# Permutations Question

1. Sep 29, 2004

### cmurphy

I am trying to read through and understand about permutations, and I have a couple of questions.

First, How do you write a permutation as a transposition?

The example that I have is (3, 10, 1, 4, 5, 7, 2, 8, 6, 9), and I said that it is equal to (3, 10)(10, 1)(1, 4)(4, 5)(5, 7)(7, 2)(2, 8)(8, 6)(6, 9). I think I followed how the book showed to do this, so I think my answer is corect (right?), but I have no idea WHY this works.

Am I correct in assuming that I use the (3, 10, 1, 4, 5, 7, 2, 8, 6, 9), since the original question writes this as (1 2 3 4 5 6 7 8 9 10
(3, 10, 1, 4, 5, 7, 2, 8, 6, 9).

Also, if you could answer Why this works, it would be very helpful.

Also, how exactly do I compute this long composition problem? I don't understand how it works. I understand that I work from right to left, but if I know that 6 goes to 9 and 9 goes to 6, how do I go backwards to where I started? (Hopefully that question makes sense).

Also, why is the order of two cycles equal to the least common multiple of elements in each cycle?

Am I correct in assuming that in the following cycle:
(1, 3, 10)(2, 4, 5, 7)(6, 8)(9), the order is lcm[3, 4, 2, 1] = 12?

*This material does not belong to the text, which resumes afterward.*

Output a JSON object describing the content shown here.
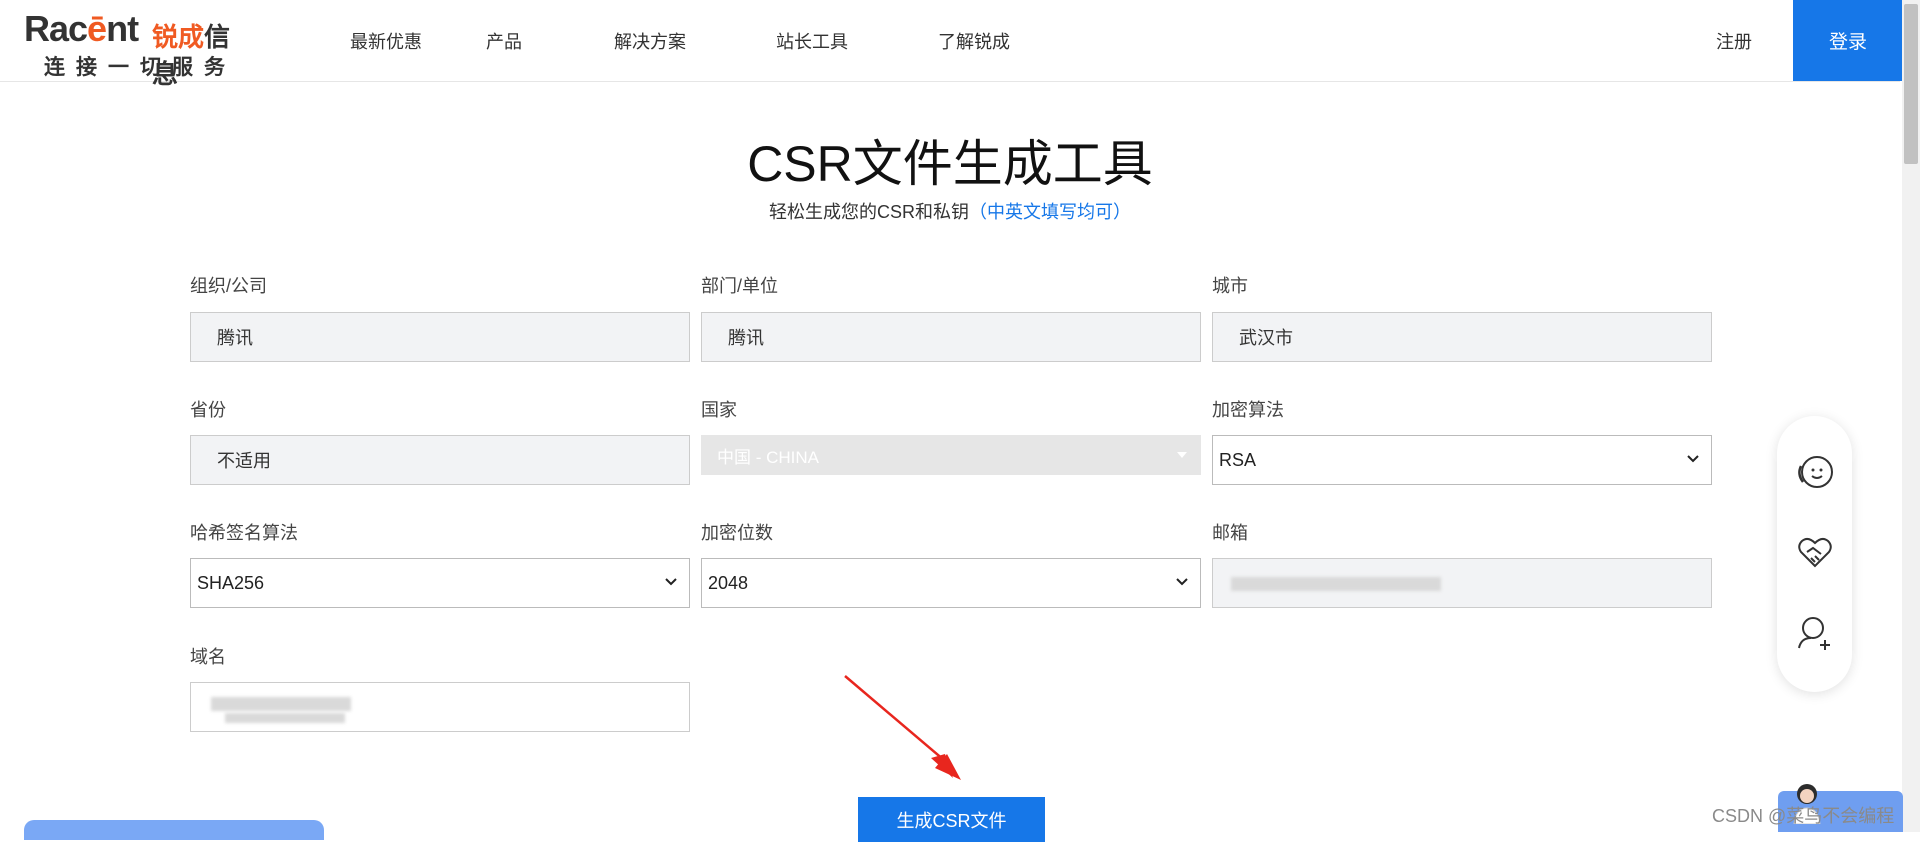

Again, explaining why would be extremely helpful.

Thanks.
Colleen

2. Sep 30, 2004

### matt grime

you don't. a permutation may be written as a product of transpositions, not a transposition.

it works because it's the right answer. the left hand side and righthand side are the same permutation. the way you figure it out is to notice early one that

(12)(23)=(123)

then you wonder in general, is

(12)(23)(34)=(1234)?

well, it certainly is (123)(34) and that's equal to (1234), so that's well and good, then you prove it in generaly. induction looks like a good idea here so try it.

hopefully you see why it works (it's a proof, not an algorithm), but the first part i don't understand. perhaps becaue you think the justification from the imput box is preserved in the output? it isn't.

sadly it doesn't. what long composition problem? do you mean 'how do i simplify large permutations into easier to read ones?

eg simplify (123)(235)(57) into a product of disjoint cycles?

i#ll assume so, it's a usual question.

pick any element in the swap, say 7 and write down
(7
read wheree 7 goes to (from right to left)
7 goes to 5 in the first cycle, then that 5 is sent to 2 in the second cycle, then that 2 is sent to 3 in the first cycle so we have

(73

now put 3 in. the first cylce leaves it alone, the second sends 3 to 5, the last one leaves 5 alone so we write

(735

now put 5 in. 5 is sent to 7 by the first cycle, then 7 is left alone by all the others. 7 is what we started with so we can close off that bracket and write:

(735)

now pick some element that we've not written down and start a new bracket, say, 1:

(735)(1

1 is left alone by the first cycle,a nd the second, and sent to 2 in the last one so we write:

(735)(12

put 2 back in and see where it goes, etc when it returns to 1 close off the bracket and start a new one with any remaining unused elements.

it isn't. that is only true if the cycles are disjoint, that is have no common elements in either cycle.

because the cycles are disjoint they commute. in *any* group if you have two elements x and y and xy=yx, then ord(xy)=lcm(ord(x),ord(y))
that is just a property of commutative groups, nothing to do with permutations.

remember cycles must be disjoint for this to work, eg

(12)(23) does not have order lcm(2,2), its order is 3.